The second major impediment to definitive research in nonmedical influences is that most of the work in this field has necessarily been observational rather than experimental. Short of a full-scale clinical trial, it is simply not practical or ethical to intervene in the presentation of patients to physicians or in the formation of diagnostic and treatment decisions. Abstracts of faits accomplis are therefore the predominant source of data on medical decision making, at least where actual patients are involved. In the field of breast cancer, for example, Chu et al. (1987) drew data from community hospitals, while Ayanian et al. (1993) combined data from the New Jersey State Cancer registry, state-mandated hospital discharge abstracts, and the U.S. Census. Similarly Samet et al. (1986) analyzed the New Mexico tumor registry, and Yancik, Ries, and Yates (1989) utilized the Surveillance, Epidemiology, and End Results (SEER) database of the National Cancer Institute. In large observational studies, the physicians' decisions cannot be examined in detail. In smaller studies, even though the circumstances of a medical decision can be more thoroughly recorded, those circumstances are not under the researchers' control. Any characterizations of patient, physician, and setting are therefore necessarily approximate. Whether large or small, all observational studies are subject to the possibility of confounding, whereby such variables as race and socioeconomic status - no matter how well defined and recorded - tend to be strongly correlated and therefore largely inseparable in interpreting the results.

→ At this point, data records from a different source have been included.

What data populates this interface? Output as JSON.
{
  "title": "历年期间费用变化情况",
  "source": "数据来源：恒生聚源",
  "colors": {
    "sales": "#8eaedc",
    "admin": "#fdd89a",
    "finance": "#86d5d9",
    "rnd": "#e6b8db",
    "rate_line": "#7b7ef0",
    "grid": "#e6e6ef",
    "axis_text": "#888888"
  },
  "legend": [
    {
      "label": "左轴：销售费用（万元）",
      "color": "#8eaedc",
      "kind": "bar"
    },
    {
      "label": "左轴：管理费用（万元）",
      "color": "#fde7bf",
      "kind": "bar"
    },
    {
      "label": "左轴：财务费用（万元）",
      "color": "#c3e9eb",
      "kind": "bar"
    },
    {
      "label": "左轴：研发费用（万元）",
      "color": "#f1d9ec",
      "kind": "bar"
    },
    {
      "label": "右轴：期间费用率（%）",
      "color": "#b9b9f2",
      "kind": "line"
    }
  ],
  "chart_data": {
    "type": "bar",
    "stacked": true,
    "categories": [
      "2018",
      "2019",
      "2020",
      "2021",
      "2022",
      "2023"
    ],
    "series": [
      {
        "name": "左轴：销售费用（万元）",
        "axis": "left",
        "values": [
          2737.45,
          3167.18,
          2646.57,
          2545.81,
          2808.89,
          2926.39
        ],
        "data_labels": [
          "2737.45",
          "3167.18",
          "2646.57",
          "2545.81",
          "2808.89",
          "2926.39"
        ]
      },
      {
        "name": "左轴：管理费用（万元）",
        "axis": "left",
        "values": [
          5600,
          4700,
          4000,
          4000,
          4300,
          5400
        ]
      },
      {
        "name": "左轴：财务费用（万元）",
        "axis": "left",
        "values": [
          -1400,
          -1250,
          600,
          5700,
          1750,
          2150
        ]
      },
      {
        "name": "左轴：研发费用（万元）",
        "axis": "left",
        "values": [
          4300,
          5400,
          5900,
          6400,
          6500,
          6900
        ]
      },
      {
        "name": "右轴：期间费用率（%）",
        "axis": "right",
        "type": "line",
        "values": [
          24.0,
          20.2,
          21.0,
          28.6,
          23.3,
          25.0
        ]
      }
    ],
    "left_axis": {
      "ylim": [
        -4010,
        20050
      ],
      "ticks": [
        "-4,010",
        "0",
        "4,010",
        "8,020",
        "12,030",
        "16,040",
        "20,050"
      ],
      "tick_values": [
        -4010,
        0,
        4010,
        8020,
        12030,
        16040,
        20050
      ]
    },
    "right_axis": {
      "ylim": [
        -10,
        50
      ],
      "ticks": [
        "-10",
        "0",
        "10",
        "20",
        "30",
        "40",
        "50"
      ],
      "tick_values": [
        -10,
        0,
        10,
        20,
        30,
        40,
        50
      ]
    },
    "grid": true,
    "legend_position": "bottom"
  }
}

In this report we describe a set of techniques designed to overcome the problems just discussed.
1. A medical appointment is depicted on videotape by professional actors. The patient's presenting complaints are relatively specific (e.g., chest pain, breast lump, dyspnea, depression) but ambiguous enough to allow a range of valid interpretation.
2. The scenario is videotaped in several alternative versions, featuring patient-actors of different age, sex, race, or other characteristics. The script does not vary except for minor modifications of language appropriate to the character of the patient.